According to the article published in Chemical Reviews, the results of the in situ studies carried out so far allowed the development of procedures that improved the quality and properties of perovskites, and made it possible to make adjustments to scalable manufacturing methods. In turn, the operando experiments allowed exploring the performance and degradation of perovskite solar cells when subjected to different operating conditions, such as high humidity, temperature or luminosity.

At the end of the review, the authors point out some ways for future in situ and operando studies of perovskite films and solar cells. According to them, it is necessary to expand the use of these techniques and combine them with computational simulations until finding materials with the best compositions and devices with the best architectures for photovoltaic energy generation.

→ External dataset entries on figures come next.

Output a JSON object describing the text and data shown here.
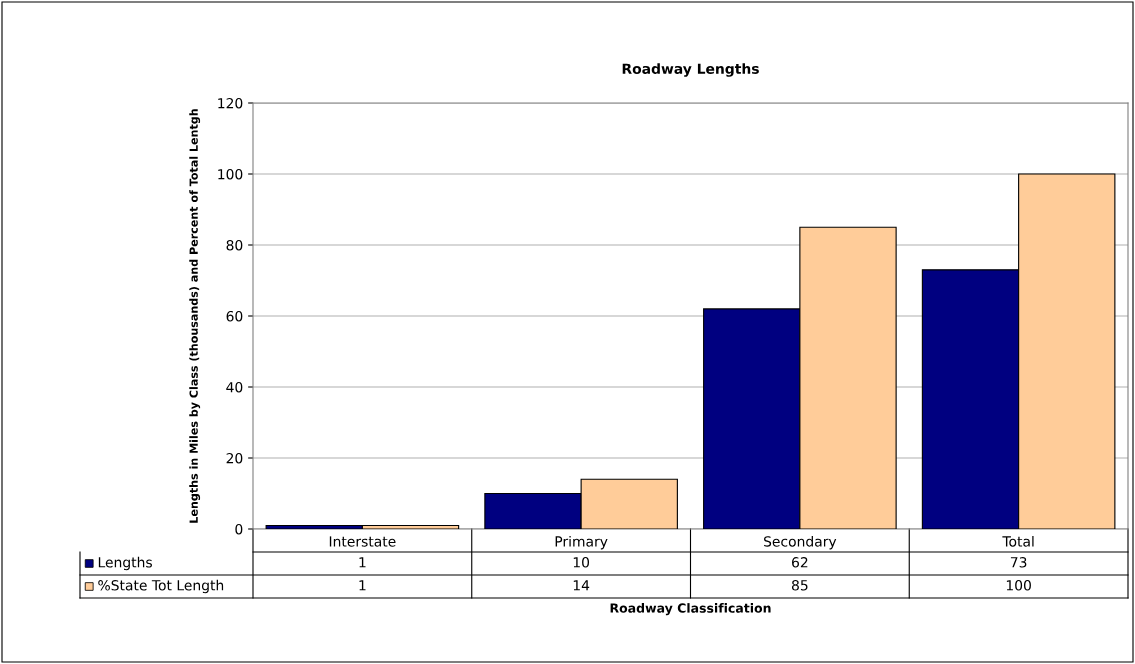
{
  "chart_data": {
    "type": "bar",
    "title": "Roadway Lengths",
    "xlabel": "Roadway Classification",
    "ylabel": "Lengths in Miles by Class (thousands) and Percent of Total Lentgh",
    "categories": [
      "Interstate",
      "Primary",
      "Secondary",
      "Total"
    ],
    "series": [
      {
        "name": "Lengths",
        "color": "#000080",
        "values": [
          1,
          10,
          62,
          73
        ]
      },
      {
        "name": "%State Tot Length",
        "color": "#ffcc99",
        "values": [
          1,
          14,
          85,
          100
        ]
      }
    ],
    "ylim": [
      0,
      120
    ],
    "yticks": [
      0,
      20,
      40,
      60,
      80,
      100,
      120
    ],
    "grid": "y",
    "data_labels": true,
    "legend": "bottom"
  }
}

In addition, the article suggests to researchers in the field the development of in situ methods that can operate under ambient conditions to be used in quality control in future perovskite solar cell factories.

The studies carried out in Brazil were financed by FAPESP, Shell and CNPq, and had strategic support of ANP.

Scientific article reference: In Situ and Operando Characterizations of Metal Halide Perovskite and Solar Cells: Insights from Lab-Sized Devices to Upscaling Processes. Rodrigo Szostak, Agnaldo de Souza Gonçalves, Jilian Nei de Freitas, Paulo E. Marchezi, Francineide Lopes de Araújo, Hélio Cesar Nogueira Tolentino, Michael F. Toney, Francisco das Chagas Marques, and Ana Flavia Nogueira. chem. Rev. 2023, 123, 6, 3160–3236. https://doi.org/10.1021/acs.chemrev.2c00382.

Authors of the paper, members or former members of CINE: Rodrigo Szostak, Agnaldo de Souza Gonçalves, Jilian Nei de Freitas, Paulo E. Marchezi, Francineide Lopes de Araújo, Francisco das Chagas Marques and Ana Flavia Nogueira.